Asymptotically Spirallike Mappings in Reflexive Complex Banach Spaces

Abstract

In this paper we consider the notion of asymptotic spirallikeness in reflexive complex Banach spaces \(X\), and the connection with univalent subordination chains. Poreda initially introduced the notion of asymptotic starlikeness to characterize biholomorphic mappings on the unit polydisc in \(\mathbb{C }^{n}\) which have parametric representation in the sense of Loewner theory. The authors introduced the notions of \(A\)-asymptotic spirallikeness and \(A\)-parametric representation on the Euclidean unit ball of \(\mathbb{C }^{n}\), where \(A\in L(\mathbb{C }^{n})\) with \(m(A)>0\). They showed that these notions are equivalent whenever \(k_+(A)<2m(A)\).
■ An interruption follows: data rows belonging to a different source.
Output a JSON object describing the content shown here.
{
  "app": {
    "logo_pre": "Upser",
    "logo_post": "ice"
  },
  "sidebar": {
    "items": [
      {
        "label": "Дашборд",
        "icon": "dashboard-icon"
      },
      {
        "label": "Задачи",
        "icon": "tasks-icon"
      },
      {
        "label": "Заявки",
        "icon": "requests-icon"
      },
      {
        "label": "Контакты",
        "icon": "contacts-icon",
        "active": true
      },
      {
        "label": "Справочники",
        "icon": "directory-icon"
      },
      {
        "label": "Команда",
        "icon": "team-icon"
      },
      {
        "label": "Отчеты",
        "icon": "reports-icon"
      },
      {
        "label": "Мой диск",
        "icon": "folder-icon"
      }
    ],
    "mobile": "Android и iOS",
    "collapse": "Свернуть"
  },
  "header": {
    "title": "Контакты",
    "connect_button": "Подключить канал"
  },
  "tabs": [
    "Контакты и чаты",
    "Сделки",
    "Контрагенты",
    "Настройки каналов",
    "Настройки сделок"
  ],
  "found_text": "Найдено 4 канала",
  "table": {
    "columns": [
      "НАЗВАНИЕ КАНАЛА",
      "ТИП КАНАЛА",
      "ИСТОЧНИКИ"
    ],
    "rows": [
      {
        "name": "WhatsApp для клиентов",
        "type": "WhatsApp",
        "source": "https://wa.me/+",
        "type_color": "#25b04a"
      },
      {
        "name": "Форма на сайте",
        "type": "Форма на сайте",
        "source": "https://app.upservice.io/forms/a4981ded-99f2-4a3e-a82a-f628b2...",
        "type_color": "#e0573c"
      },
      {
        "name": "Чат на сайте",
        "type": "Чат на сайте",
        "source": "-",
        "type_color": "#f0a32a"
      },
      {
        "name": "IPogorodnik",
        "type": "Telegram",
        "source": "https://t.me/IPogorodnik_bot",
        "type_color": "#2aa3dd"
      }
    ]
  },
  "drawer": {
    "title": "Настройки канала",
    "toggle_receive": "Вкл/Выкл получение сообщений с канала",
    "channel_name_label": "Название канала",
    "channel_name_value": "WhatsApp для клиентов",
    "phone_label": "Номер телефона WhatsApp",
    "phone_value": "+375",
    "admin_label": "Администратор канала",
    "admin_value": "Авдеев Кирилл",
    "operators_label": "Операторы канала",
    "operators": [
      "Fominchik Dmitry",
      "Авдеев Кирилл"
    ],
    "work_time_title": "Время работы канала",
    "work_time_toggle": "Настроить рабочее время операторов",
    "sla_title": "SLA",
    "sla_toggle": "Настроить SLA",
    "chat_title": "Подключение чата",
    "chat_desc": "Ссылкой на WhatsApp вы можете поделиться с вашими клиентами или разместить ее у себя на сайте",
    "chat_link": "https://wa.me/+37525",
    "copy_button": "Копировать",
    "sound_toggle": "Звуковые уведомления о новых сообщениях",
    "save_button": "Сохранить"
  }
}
In this paper we prove that if \(k_+(A)<2m(A)\) and \(f\in S(B)\) has \(A\)-parametric representation, then \(f\) is also \(A\)-asymptotically spirallike on the unit ball \(B\) of \(X\). For the converse, we need the additional assumption that \(f\) is a smooth \(A\)-asymptotically spirallike mapping, except in the finite-dimensional case \(X=\mathbb{C }^{n}\) with an arbitrary norm. The notion of asymptotic spirallikeness involves differential equations and may be regarded as giving a geometric characterization of certain domains in \(X\). That is one of the motivations for considering this notion in the case of reflexive complex Banach spaces.